Tuesday, April 13, 2010

U.N. program piques global interests


TRAVERSE CITY -- Participating in Model United Nations while at Traverse City West Senior High School piqued Jamie Schaub's interest in global environmental issues.

The 2008 West graduate now attends Kalamazoo College, where she's majoring in psychology. She lined up a summer internship with a local environmental nonprofit and plans to study abroad in Thailand in the fall.

"I always knew that I was interested in kind of international work, but I wasn't really sure what it would be," Schaub said.

In-depth study of Costa Rica for Model U.N. opened her eyes, led to more research and travel.

"I kind of got some new information about environmental issues globally," she said.

Kerry Fleet, a 2006 West graduate, spent two high school years on Model U.N., learning about countries such as Sudan and the Democratic Republic of the Congo. It was her first intense study of Africa, and when she enrolled at Michigan State University she added an African studies focus to her art education courses. Fleet lived in Pietermaritzburg, South Africa, last year and wants to join the Peace Corps.

Model U.N. seems to attract, or perhaps shape, these globally curious, world-traveling high-achievers. And, Traverse City West's Model U.N. program is among the finest. The high school recently won a Best Prepared School award for the fifth consecutive year at the Mid-American Model United Nations competition in Kalamazoo.

Leading the diplomacy dynasty is teacher and advisor Charles Rennie, who guided a 50-student team this school year.

"They put in a lot of time," Rennie said. "The awards are kind of like an after-glow of just how prepared they are and how well they do."

To ready for competition, the group spends hours researching countries assigned to students and writes hundreds of pages of papers. More than two dozen schools participated at the Kalamazoo contest, where students act as United Nations ambassadors. The role-playing delegates represent their nations' interests during debates about real-life topics that the actual U.N. faces. Students meet in committees, draft resolutions and convince students who represent opposing countries or viewpoints to side with them.

Students said the exercise teaches research and public speaking skills; tests their own political pre-conceptions, powers of persuasion and peace-making abilities; builds teamwork and forces them to listen carefully and think quickly.
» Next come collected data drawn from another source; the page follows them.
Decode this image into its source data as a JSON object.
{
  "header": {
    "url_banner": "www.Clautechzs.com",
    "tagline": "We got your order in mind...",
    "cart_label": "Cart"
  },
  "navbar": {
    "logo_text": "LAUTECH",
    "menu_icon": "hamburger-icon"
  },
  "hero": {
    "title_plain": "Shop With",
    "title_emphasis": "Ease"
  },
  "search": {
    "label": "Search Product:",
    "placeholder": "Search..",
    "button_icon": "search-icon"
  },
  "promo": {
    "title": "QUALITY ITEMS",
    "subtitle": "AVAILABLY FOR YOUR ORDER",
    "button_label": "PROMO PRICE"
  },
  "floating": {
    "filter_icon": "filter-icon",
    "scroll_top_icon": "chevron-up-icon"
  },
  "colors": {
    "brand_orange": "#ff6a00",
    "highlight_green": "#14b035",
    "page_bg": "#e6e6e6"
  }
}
"You really improve your social skills. People are not going to listen to the guy who stands in a corner," said Charlie Pacer, a member of the current West team.

Aaron Madison, who won the recent contest's highest individual honor for her work, said Model U.N. gave her a reason to delve into topics she normally wouldn't deal with as "an 18-year-old girl in Traverse City." That's as much a valuable opportunity as it is "a lesson in leadership," she said.

"Model U.N., it's not just good for foreign relations. It's good for everything," said fellow student Chase Wagner.

Many of Rennie's former students, like Schaub and Fleet, remain interested in global issues. Rennie said the experience prepares them for the future -- from succeeding in college, speaking to the city commission, writing a letter to a newspaper editor or furthering their career. Current students said Model U.N. is also great for the short-term.

"The fun you have and the feeling of accomplishment and satisfaction that you get from working with friends is pretty much worth it," said West's Jason Heder Petit-Frere.